When the moment for presenting gifts to her arrived, everyone watched the expression on her face to determine whose present she appeared to like best. The offerings were usually new dress and night gowns along with more slippers to warm her feet. Sometimes there were flowers or sweets as well. She would smile and laugh and make each of us feel her appreciation. Then she would promptly take the gifts to her bedroom, rarely to be seen again.
The highlight of the evening came when my uncles announced the drawing of envelopes containing money prizes that might have anywhere from one to one hundred dollars inside. There seemed to be lucky family members who selected the biggest prizes year after year and those of us who tucked away our one dollar bonuses in the hopes that maybe next year we would get the big one.

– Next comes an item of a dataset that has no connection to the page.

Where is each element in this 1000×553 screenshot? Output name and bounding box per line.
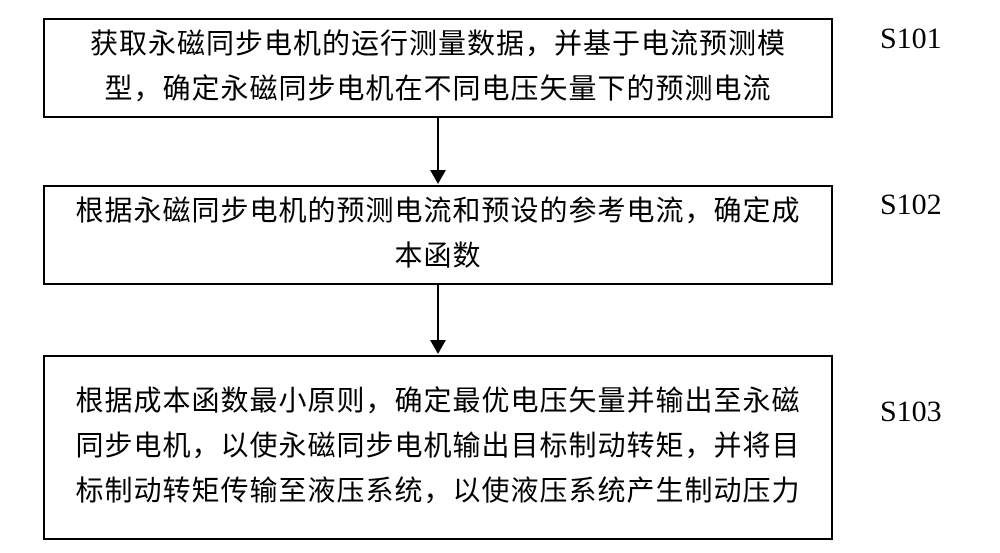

Eventually us kids released our seats to weary grownups and ended the party outside playing games and watching the celebrations at nearby homes. Mama would end our ecstasy by reminding us that we had to get home before midnight or Santa Claus might pass by our house. We’d reluctantly leave our cousins behind with another fabulous Christmas Eve at Grandma’s house already becoming a fond memory.
When I think of how simple those times were, I am amazed at how much we enjoyed them. I suppose that what was really happening inside that tiny little house was the outpouring of love that we felt from our grandmother, our aunts and uncles and our cousins. Of course times change. The family grew and grew. My Grandma Ulrich died. My aunts and uncles left this earth one by one. We cousins developed new traditions with our own families. Now we rarely see each other unless it is for a wedding or a funeral. We speak longingly of those Christmas Eves and promise again and again that we will do a better job of getting together. Somehow life pulls us in so many directions that it just never happens, but each of us recalls the magic of those nights before Christmas. We think of our grandmother walking across the room with mugs of coffee in her hands as she sweetly smiles and calls us “pretty boys and girls.” No gift we have received since then is as precious as that memory.
Now I hang one of my grandmother’s plastic ornaments on my tree each year. It’s a silver angel that reminds me of Grandma’s sweetness. On Christmas day I fill one of her enamel bowls with apples and oranges and nuts. I still drink my coffee with lots of milk and sugar and see my round little grandmother walking toward me in welcome. These visions are always the very best gift I might receive.